January is national soup month, this Primal French Onion Soup will warm you up and is gluten and grain free!
- 1/3 cup ghee or grass fed butter
- 8 cups sliced onions
- 2 tsp salt
- 1 Tbsp apple juice
- 1 Tbsp cassava flour
- 6 cups vegetable or beef broth
- 1 tsp dried rosemary
- 1 tsp dried thyme
- 1 bay leaf
- 1/2 tsp cracked black pepper
- 1 cup red wine (optional)
- 8–12 parmesan cheese crisps (I used these from Costco but I did see recipes to make your own! Cello-Whisps-Parmesan-Cheese-Crisps)

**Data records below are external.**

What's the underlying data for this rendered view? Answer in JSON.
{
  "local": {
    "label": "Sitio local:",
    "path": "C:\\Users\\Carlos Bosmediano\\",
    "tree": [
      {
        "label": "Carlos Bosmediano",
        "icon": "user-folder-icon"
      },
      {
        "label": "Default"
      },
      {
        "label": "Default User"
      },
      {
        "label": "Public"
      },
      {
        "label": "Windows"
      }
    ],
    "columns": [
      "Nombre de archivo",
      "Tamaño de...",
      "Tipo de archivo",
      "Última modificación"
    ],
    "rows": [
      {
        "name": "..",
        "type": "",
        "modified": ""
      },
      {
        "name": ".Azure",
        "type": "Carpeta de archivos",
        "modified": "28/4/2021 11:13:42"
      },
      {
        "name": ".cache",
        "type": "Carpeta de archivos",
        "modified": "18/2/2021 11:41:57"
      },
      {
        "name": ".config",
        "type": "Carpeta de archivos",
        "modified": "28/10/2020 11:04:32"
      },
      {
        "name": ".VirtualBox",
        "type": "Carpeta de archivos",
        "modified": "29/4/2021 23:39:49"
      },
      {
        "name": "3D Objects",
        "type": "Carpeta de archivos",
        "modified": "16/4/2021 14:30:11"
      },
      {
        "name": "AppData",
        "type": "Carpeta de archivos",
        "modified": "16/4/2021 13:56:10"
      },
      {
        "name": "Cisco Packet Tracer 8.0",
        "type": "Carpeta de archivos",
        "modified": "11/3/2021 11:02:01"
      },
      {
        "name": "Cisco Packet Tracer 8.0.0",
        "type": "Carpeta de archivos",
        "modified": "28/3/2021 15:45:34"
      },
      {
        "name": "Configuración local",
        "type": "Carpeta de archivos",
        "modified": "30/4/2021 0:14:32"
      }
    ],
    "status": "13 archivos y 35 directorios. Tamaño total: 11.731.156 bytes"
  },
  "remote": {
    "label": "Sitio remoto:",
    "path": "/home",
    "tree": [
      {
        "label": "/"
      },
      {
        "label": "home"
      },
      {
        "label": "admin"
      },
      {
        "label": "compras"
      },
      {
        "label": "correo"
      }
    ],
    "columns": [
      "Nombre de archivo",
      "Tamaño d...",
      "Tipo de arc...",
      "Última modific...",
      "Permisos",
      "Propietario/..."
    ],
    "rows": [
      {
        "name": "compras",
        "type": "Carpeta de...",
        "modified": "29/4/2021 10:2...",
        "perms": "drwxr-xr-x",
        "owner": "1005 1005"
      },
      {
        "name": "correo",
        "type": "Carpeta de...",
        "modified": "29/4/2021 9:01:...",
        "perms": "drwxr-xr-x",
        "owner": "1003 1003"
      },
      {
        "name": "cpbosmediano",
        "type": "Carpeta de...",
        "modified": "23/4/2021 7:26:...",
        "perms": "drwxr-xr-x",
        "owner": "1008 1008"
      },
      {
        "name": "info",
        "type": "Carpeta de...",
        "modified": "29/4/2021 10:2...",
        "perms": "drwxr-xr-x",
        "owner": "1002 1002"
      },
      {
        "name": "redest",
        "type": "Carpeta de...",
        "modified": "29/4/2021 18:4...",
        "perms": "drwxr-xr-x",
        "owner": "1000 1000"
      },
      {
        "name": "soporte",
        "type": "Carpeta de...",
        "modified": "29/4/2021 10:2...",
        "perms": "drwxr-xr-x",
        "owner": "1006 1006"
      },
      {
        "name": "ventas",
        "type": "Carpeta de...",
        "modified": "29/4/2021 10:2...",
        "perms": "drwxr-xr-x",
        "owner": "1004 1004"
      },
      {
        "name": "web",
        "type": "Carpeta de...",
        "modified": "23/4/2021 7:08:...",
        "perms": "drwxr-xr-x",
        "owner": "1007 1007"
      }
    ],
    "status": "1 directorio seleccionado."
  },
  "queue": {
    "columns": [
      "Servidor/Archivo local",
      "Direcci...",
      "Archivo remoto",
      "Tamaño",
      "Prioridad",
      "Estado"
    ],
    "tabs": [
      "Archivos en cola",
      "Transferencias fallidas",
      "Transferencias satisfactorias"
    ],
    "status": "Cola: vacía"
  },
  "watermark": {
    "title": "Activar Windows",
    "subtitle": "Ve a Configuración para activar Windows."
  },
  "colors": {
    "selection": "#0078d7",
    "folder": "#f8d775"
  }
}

- 1/4 cup shredded cheese (Mozza or Monterey Jack, or whatever makes you happy)
- Melt butter or ghee over medium heat until it bubbles, or foams slightly.
- Add 1 tsp of the salt and the sliced onions, stir to coat the onions with butter or ghee, cover, and cook for 15 minutes.
- Add 1 tbsp apple juice.
- Turn the heat up to medium/high and stir sauteeing or caramelizing the onions, careful not to burn, this will take 45 minutes for the onions to cook down and become golden, caramel in color.
- Add 1 tbsp cassava flour to make a roux, and 1 cup of broth, stirring to combine.
- Add rosemary, thyme, and bay leaf, remaining broth salt and pepper, bring to a boil and reduce to a simmer.
- Add the wine (optional) and continue to simmer for 45-60 minutes.
- Remove the bay leaf, scoop into oven-safe bowls or wide mouth jars.
- Preheat oven to 400F.
- Float parmesan crisp(s) on the top and sprinkle with cheese, place in the oven for 15 min or till the cheese is melted and golden.
- Garnish with a sprinkle of dried or fresh thyme.